Established a conjectured asymptotic lower bound for many (s,q) pairs.

Settled the Mubayi and Terry conjecture for (s,q)=(4,6a+3) with a≥2.

Determined the asymptotic behavior for sparse multigraphs with q≤2binom{s}{2}.

Abstract

An $(n,s,q)$-graph is an $n$-vertex multigraph in which every $s$-set of vertices spans at most $q$ edges. Tur\'an-type questions on the maximum of the sum of the edge multiplicities in such multigraphs have been studied since the 1990s. More recently, Mubayi and Terry [An extremal problem with a transcendental solution, Combinatorics Probability and Computing 2019] posed the problem of determining the maximum of the product of the edge multiplicities in $(n,s,q)$-graphs. We give a general lower bound construction for this problem for many pairs $(s,q)$, which we conjecture is asymptotically best possible.

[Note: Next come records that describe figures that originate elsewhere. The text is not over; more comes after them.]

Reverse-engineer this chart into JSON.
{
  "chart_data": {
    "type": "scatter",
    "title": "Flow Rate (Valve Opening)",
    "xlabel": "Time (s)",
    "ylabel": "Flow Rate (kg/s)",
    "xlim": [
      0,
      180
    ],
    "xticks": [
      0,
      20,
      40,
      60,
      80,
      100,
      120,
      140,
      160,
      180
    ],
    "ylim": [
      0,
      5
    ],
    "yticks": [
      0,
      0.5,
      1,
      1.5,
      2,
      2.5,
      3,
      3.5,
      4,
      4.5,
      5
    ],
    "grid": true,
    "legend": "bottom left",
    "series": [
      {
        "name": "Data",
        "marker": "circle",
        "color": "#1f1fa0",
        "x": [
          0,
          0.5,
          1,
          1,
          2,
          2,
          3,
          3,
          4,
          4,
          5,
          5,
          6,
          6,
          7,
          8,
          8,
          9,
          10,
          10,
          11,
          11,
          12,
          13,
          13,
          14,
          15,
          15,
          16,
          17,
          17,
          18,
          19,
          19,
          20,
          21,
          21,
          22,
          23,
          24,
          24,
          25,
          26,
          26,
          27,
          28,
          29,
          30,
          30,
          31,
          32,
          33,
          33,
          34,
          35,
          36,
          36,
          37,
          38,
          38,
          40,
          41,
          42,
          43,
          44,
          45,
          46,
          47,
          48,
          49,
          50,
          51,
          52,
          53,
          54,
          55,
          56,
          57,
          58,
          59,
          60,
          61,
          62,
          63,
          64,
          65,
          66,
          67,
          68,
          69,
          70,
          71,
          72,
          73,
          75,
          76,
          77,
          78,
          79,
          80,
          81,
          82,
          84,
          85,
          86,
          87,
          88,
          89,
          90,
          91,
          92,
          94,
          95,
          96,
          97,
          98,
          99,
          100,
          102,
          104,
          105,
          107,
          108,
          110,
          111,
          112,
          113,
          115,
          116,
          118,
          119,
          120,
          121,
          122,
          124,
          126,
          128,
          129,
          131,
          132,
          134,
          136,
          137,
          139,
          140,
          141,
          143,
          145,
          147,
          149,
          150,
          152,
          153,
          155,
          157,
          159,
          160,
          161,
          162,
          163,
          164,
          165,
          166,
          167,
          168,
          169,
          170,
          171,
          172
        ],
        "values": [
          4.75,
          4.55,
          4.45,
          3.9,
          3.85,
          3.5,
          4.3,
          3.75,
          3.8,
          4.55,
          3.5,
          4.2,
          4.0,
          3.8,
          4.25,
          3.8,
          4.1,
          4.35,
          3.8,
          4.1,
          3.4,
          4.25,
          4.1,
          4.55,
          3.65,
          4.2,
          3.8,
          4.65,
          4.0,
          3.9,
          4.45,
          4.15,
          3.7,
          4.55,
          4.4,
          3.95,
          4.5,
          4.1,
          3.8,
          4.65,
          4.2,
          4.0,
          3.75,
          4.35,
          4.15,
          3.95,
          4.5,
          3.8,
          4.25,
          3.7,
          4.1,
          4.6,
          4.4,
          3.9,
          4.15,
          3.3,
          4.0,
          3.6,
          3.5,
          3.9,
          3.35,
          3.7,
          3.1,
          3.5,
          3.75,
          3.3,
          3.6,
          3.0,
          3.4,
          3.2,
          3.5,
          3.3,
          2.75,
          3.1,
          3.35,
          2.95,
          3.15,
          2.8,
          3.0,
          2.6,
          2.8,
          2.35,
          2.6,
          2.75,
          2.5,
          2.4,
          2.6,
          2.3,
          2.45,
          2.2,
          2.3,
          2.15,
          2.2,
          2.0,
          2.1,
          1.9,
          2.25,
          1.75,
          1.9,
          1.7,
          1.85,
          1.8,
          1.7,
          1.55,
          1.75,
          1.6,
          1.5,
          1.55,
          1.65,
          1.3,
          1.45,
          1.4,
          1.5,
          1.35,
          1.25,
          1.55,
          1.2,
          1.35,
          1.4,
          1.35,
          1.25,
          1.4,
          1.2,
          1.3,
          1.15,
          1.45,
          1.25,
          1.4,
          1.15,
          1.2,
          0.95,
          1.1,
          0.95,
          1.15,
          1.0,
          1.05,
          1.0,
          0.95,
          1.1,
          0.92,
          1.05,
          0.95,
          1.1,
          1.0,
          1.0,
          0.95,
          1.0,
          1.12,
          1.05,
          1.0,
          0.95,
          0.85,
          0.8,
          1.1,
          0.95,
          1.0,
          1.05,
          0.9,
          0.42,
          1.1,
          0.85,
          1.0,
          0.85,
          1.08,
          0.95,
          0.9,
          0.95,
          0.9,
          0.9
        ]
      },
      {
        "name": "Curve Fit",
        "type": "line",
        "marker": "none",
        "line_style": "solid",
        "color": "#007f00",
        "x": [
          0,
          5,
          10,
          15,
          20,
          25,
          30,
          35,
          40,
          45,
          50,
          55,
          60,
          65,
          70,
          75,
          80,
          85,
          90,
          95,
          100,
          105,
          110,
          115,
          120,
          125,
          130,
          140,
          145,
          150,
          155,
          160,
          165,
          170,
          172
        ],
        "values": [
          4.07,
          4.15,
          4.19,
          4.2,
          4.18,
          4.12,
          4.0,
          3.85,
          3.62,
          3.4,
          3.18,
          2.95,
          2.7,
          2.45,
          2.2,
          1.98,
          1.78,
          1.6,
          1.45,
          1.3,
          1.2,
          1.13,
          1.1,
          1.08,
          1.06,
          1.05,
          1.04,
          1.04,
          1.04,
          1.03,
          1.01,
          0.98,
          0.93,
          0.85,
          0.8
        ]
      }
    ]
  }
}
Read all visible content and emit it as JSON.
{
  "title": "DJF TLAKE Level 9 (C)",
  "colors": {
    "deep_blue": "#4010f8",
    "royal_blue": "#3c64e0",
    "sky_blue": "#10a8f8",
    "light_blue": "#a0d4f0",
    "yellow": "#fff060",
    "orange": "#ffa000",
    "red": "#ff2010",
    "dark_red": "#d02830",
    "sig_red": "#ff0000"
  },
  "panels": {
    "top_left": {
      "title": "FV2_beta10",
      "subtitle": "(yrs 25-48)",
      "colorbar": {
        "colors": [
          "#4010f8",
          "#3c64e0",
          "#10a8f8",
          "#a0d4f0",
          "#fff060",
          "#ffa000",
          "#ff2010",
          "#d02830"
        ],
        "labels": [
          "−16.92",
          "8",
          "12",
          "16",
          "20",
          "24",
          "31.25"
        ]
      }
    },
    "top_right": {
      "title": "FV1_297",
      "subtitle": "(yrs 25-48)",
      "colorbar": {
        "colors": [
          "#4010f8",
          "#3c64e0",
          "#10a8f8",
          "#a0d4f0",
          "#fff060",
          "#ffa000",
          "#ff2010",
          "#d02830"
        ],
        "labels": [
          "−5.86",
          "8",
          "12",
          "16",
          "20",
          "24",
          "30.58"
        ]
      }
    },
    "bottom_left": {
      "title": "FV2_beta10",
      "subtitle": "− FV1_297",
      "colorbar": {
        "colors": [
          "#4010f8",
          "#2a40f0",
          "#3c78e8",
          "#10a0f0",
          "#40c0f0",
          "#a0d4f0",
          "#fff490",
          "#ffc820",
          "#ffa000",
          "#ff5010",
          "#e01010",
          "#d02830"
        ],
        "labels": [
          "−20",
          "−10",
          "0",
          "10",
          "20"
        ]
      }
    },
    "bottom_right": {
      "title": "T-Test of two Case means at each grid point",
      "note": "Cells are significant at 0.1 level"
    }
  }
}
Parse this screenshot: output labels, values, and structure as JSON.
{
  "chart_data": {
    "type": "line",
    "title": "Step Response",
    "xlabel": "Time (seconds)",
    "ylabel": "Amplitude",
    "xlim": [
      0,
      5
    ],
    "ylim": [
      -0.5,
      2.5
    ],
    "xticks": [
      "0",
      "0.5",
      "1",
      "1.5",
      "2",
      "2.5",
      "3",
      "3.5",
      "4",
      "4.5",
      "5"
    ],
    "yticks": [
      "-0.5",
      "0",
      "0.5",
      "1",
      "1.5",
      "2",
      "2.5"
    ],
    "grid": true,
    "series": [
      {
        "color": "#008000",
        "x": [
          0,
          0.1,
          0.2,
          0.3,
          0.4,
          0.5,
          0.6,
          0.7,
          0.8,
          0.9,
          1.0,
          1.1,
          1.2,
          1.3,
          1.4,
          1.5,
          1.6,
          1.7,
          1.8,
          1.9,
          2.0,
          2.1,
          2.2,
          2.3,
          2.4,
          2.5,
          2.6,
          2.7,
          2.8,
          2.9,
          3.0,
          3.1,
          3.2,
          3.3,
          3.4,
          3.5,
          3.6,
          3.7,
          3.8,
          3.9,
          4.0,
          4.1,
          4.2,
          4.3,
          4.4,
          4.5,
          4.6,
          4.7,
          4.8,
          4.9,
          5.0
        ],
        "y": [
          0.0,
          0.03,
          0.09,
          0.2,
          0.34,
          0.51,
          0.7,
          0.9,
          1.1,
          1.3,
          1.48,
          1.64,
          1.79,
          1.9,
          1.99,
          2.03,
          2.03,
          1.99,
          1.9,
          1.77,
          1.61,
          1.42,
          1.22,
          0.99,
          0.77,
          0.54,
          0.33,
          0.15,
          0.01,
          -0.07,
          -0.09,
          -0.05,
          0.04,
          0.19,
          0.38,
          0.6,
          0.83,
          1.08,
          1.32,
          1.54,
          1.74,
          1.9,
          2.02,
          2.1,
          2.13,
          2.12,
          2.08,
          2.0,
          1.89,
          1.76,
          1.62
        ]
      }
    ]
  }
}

We prove various general cases of our conjecture, and in particular we settle a conjecture of Mubayi and Terry on the $(s,q)=(4,6a+3)$ case of the problem (for $a\geq2$); this in turn answers a question of Alon. We also determine the asymptotic behaviour of the problem for `sparse' multigraphs (i.e. when $q\leq 2\binom{s}{2}$). Finally we introduce some tools that are likely to be useful for attacking the problem in general.